As Tech in Asia reports on August 14, the 100-hectare mixed-use development in Phnom Penh encompasses residential properties, offices, retail centers, schools and a large-scale exhibition hall: it counts 10,000 business tenants and a daily population of 190,000.
Users must notably undergo background checks before a passport is issued, which grants them access to a mobile digital wallet and includes features such as providing tap-in tap-out access to different buildings.
In order to disintermediate the ties between enterprises and the public, the project focuses on using blockchain to provide secure data portability — so that a firm can skip middlemen in providing various services directly to consumers.
It also aims to widen financial inclusion, using digital payment history and lifestyle data as an equivalent to a credit score that enable residents and workers to apply for microloans and other financial services.
Slated for completion by early 2022, the project will in future on-board various partners such as ride-hailing apps, financial institutions, retail brand owners and data analytics firms.

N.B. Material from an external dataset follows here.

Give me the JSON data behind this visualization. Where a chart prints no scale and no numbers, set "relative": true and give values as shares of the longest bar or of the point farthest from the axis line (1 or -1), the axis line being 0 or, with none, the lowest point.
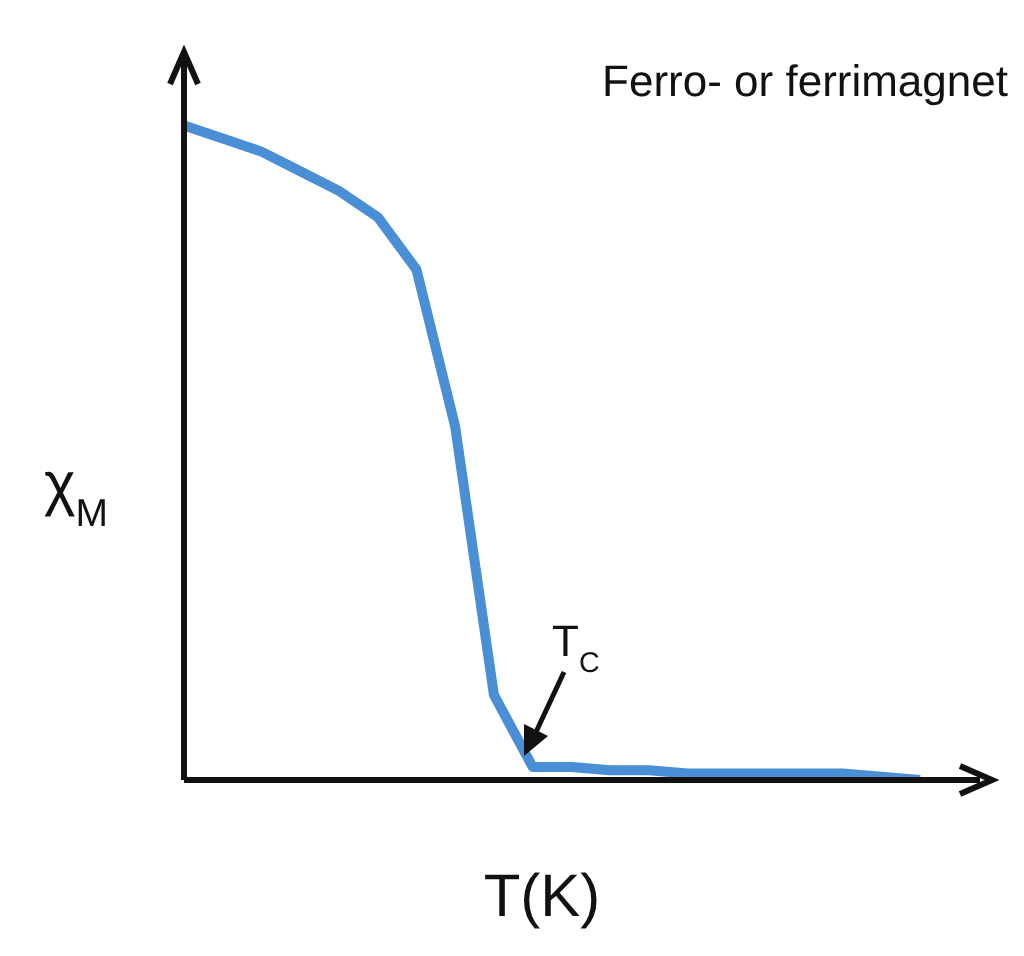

Blockchain-powered smart cities
Visiting senior research fellow at the National University of Singapore Business School Emir Hrnjic told Tech in Asia that the principle advantage of blockchain-based smart cities is its potential to aggregate, analyze and distribute real-time data.
“The future of blockchain-enabled smart cities would likely be something in between an ideal society, where everyone has control over their lives and environment, and a dystopian society of a few controlling the masses.”